The Maryland Public Opinion Survey was the product of two years of research on what it would take to start an Election Studies and Public Opinion Research Center at St. Mary’s College of Maryland. This is part of a pedagogical service learning experiment that began in 2012 and will continue until the end of 2015. I am Professor Susan Grogan. I am a Professor of Political Science at St. Mary’s College of Maryland and a member of the Advisory Board of the College’s Center for the Study of Democracy.
The commentaries in this blog supplement the static web-site of The Maryland Public Opinion Survey. In a few days, we will have completed our fourth public opinion survey experimenting with practical ways to conduct public opinion polling at a small college. We conducted our first poll from April 10 – 13 and published its results on April 18, 2014. The method used was Interactive Voice Response (IVR)–questions are recorded as audio tracks that are played over the phone according to a programmed script to respondents who then key in their answers using their phones number pad. That fall, we conducted an Exit Poll of voters in St. Mary’s County on Election Day 2014. By Exit Poll, I mean we stood at the exit of randomly selected voting places and interviewed every so many people as they exited. Our purpose was different than most Exit Polls run by media organizations. We were not there to get a jump on the election results.

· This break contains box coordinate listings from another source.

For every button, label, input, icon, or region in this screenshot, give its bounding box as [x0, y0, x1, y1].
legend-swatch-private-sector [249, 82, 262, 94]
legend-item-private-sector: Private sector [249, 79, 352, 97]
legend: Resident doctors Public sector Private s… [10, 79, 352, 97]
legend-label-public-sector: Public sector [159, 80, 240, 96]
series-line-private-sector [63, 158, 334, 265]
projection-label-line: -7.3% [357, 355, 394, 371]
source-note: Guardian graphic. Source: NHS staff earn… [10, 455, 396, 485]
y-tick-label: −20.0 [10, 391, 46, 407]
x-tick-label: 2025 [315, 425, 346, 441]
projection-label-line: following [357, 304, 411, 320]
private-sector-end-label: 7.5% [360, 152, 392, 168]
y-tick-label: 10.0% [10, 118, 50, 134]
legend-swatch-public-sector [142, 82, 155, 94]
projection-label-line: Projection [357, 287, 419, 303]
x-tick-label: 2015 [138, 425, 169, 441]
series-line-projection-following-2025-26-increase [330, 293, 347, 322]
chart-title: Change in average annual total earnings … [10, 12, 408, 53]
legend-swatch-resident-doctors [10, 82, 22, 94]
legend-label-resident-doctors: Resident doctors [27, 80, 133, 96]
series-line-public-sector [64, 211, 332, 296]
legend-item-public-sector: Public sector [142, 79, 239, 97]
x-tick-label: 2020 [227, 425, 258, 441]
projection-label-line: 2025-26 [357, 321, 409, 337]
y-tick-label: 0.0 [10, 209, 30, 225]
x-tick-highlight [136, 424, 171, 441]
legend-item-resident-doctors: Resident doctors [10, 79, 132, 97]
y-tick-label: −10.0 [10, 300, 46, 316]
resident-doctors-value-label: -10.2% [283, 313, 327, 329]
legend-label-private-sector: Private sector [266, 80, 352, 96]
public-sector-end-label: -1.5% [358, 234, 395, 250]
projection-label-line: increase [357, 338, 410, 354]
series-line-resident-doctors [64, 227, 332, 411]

We conducted two public opinion surveys during 2015. The first was a mixed method survey. It was an a second IVR survey that also offered participants the choice to take the survey online. About 15% of our responses were online. Having an online version also allowed us to administer a few surveys directly over the one phone in my office–mostly to elderly persons.
In November 2015, we conducted an online survey using a random sample of email addresses, whereas we had obtained random samples of landline phone numbers for IVR surveys before. The email sample is quite expensive. Due to budget limitations, I had to cut that sample in half and was unable to afford a random sample of phone numbers to supplement this to make sure we had good response numbers. Consequently, the November 2015 will have a rather small number of responses and larger margin of error than usual. But, the information will still be useful in terms of politics and public policy and more importantly will establish a baseline to project what an online survey with a higher number of responses would cost.
I had hoped to do more along these lines, but you will find some commentary that my students and I have published as background information on surveys and polling in general and how to interpret polling data. You will also find plenty of commentary on our own survey results as well as a few comments about other surveys and polls that caught our attention for one reason or another.